If we pretend that the monster's visage never graced the screen (as Tourneur would have had it anyway), I feel that the role of the monster throughout the entire film has been changed, perhaps even shifted from the demon to another entity. Without having seen the demon at the start of the film, the urgency to avoid the demon itself is lessened, and it is rather the prospect of a sealed fate, the idea that these runes have doomed Holden to an inescapable and unpleasant end, becomes that which is feared; instead of the demon being run from, it is the runes which demand attention. This is what I think drove the original story, "Casting the Runes," in which it is the fear of the unknown which drives the characters, rather than the fear of the particular means of destruction.

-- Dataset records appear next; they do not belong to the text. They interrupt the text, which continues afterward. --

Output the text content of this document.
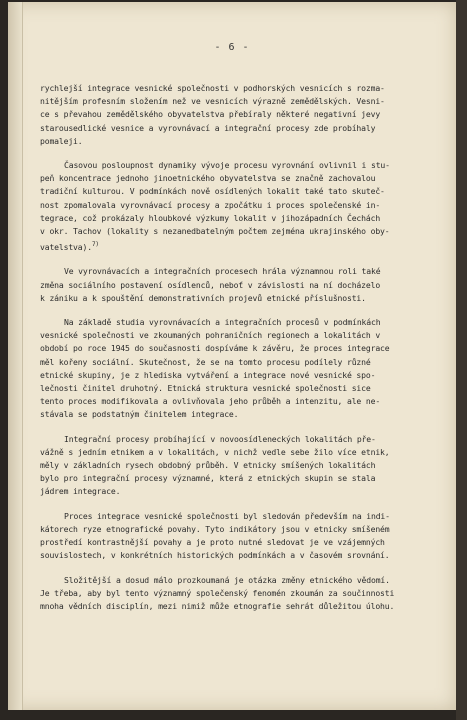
- 6 -
rychlejší integrace vesnické společnosti v podhorských vesnicích s rozma-
nitějším profesním složením než ve vesnicích výrazně zemědělských. Vesni-
ce s převahou zemědělského obyvatelstva přebíraly některé negativní jevy
starousedlické vesnice a vyrovnávací a integrační procesy zde probíhaly
pomaleji.
Časovou posloupnost dynamiky vývoje procesu vyrovnání ovlivnil i stu-
peň koncentrace jednoho jinoetnického obyvatelstva se značně zachovalou
tradiční kulturou. V podmínkách nově osídlených lokalit také tato skuteč-
nost zpomalovala vyrovnávací procesy a zpočátku i proces společenské in-
tegrace, což prokázaly hloubkové výzkumy lokalit v jihozápadních Čechách
v okr. Tachov (lokality s nezanedbatelným počtem zejména ukrajinského oby-
vatelstva).$^{7)}$
Ve vyrovnávacích a integračních procesech hrála významnou roli také
změna sociálního postavení osídlenců, neboť v závislosti na ní docházelo
k zániku a k spouštění demonstrativních projevů etnické příslušnosti.
Na základě studia vyrovnávacích a integračních procesů v podmínkách
vesnické společnosti ve zkoumaných pohraničních regionech a lokalitách v
období po roce 1945 do současnosti dospíváme k závěru, že proces integrace
měl kořeny sociální. Skutečnost, že se na tomto procesu podílely různé
etnické skupiny, je z hlediska vytváření a integrace nové vesnické spo-
lečnosti činitel druhotný. Etnická struktura vesnické společnosti sice
tento proces modifikovala a ovlivňovala jeho průběh a intenzitu, ale ne-
stávala se podstatným činitelem integrace.
Integrační procesy probíhající v novoosídleneckých lokalitách pře-
vážně s jedním etnikem a v lokalitách, v nichž vedle sebe žilo více etnik,
měly v základních rysech obdobný průběh. V etnicky smíšených lokalitách
bylo pro integrační procesy významné, která z etnických skupin se stala
jádrem integrace.
Proces integrace vesnické společnosti byl sledován především na indi-
kátorech ryze etnografické povahy. Tyto indikátory jsou v etnicky smíšeném
prostředí kontrastnější povahy a je proto nutné sledovat je ve vzájemných
souvislostech, v konkrétních historických podmínkách a v časovém srovnání.
Složitější a dosud málo prozkoumaná je otázka změny etnického vědomí.
Je třeba, aby byl tento významný společenský fenomén zkoumán za součinnosti
mnoha vědních disciplín, mezi nimiž může etnografie sehrát důležitou úlohu.
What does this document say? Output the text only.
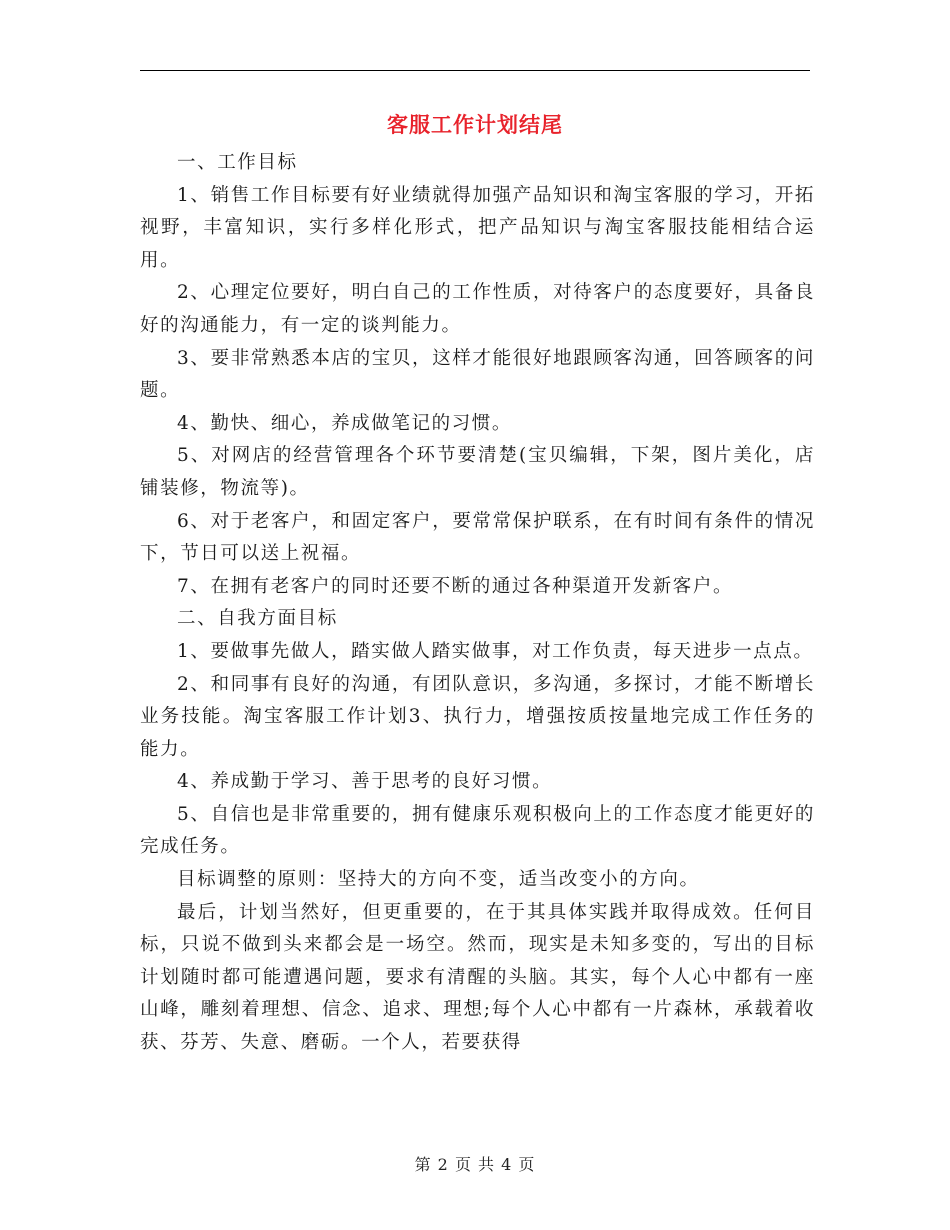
客服工作计划结尾

一、工作目标

1、销售工作目标要有好业绩就得加强产品知识和淘宝客服的学习，开拓视野，丰富知识，实行多样化形式，把产品知识与淘宝客服技能相结合运用。

2、心理定位要好，明白自己的工作性质，对待客户的态度要好，具备良好的沟通能力，有一定的谈判能力。

3、要非常熟悉本店的宝贝，这样才能很好地跟顾客沟通，回答顾客的问题。

4、勤快、细心，养成做笔记的习惯。

5、对网店的经营管理各个环节要清楚(宝贝编辑，下架，图片美化，店铺装修，物流等)。

6、对于老客户，和固定客户，要常常保护联系，在有时间有条件的情况下，节日可以送上祝福。

7、在拥有老客户的同时还要不断的通过各种渠道开发新客户。

二、自我方面目标

1、要做事先做人，踏实做人踏实做事，对工作负责，每天进步一点点。

2、和同事有良好的沟通，有团队意识，多沟通，多探讨，才能不断增长业务技能。淘宝客服工作计划3、执行力，增强按质按量地完成工作任务的能力。

4、养成勤于学习、善于思考的良好习惯。

5、自信也是非常重要的，拥有健康乐观积极向上的工作态度才能更好的完成任务。

目标调整的原则：坚持大的方向不变，适当改变小的方向。

最后，计划当然好，但更重要的，在于其具体实践并取得成效。任何目标，只说不做到头来都会是一场空。然而，现实是未知多变的，写出的目标计划随时都可能遭遇问题，要求有清醒的头脑。其实，每个人心中都有一座山峰，雕刻着理想、信念、追求、理想;每个人心中都有一片森林，承载着收获、芬芳、失意、磨砺。一个人，若要获得

第 2 页 共 4 页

I also think that with the emphasis placed upon the runes, instead of the demon, explanation of the plot lends itself well to Lovecraft's theory of "cosmic awe." The violation of the natural order, of the moral order, is not created by the demon, but by the idea of the runes' ability to control that which is supposed to be beyond control -fate. This supports Karswell's role as a semi-monster himself. When he is presented as the man in control, when the rune's are his tools and the demon at his disposal, he is the monster -an interstitial being in that he is beyond man with his ability to dictate the fates of others. This also explains the audience's ability to sympathize with a character who is shown to be human and flawed, for when he admits he has very little control over the runes and the demon, and when he finally meets his end by them, he ceases to be the monster and the role of the antagonist falls again to the runes and this unfathomable, untamed power that they represent.
The sense of "cosmic awe" encountered in Night of the Demon (sans demon's cameo) is much like the naturalistic sense of fate one finds in Melville's Moby Dick. Karswell might just as well be an Ahab-type character, attempting to exert his dominance over a force against which he stands no chance, a force which, in the end, conquers him as it has countless others.
And all this never actually happens because the demon is shown within the first 10 minutes... Oh well.
1 comment:
I agree with your analysis that the flim Night of the Demon would have been much better had the demon not graced the screen, especially in our time now. WHile it is a deeper and better analysis that you gave about why it would have been better to the story had the demon not graced the screen, there is also the fact that to appearance of the demon itself is laughable. In comparison to the mosern day special effects available now, this particular demon is hardly visually horrific.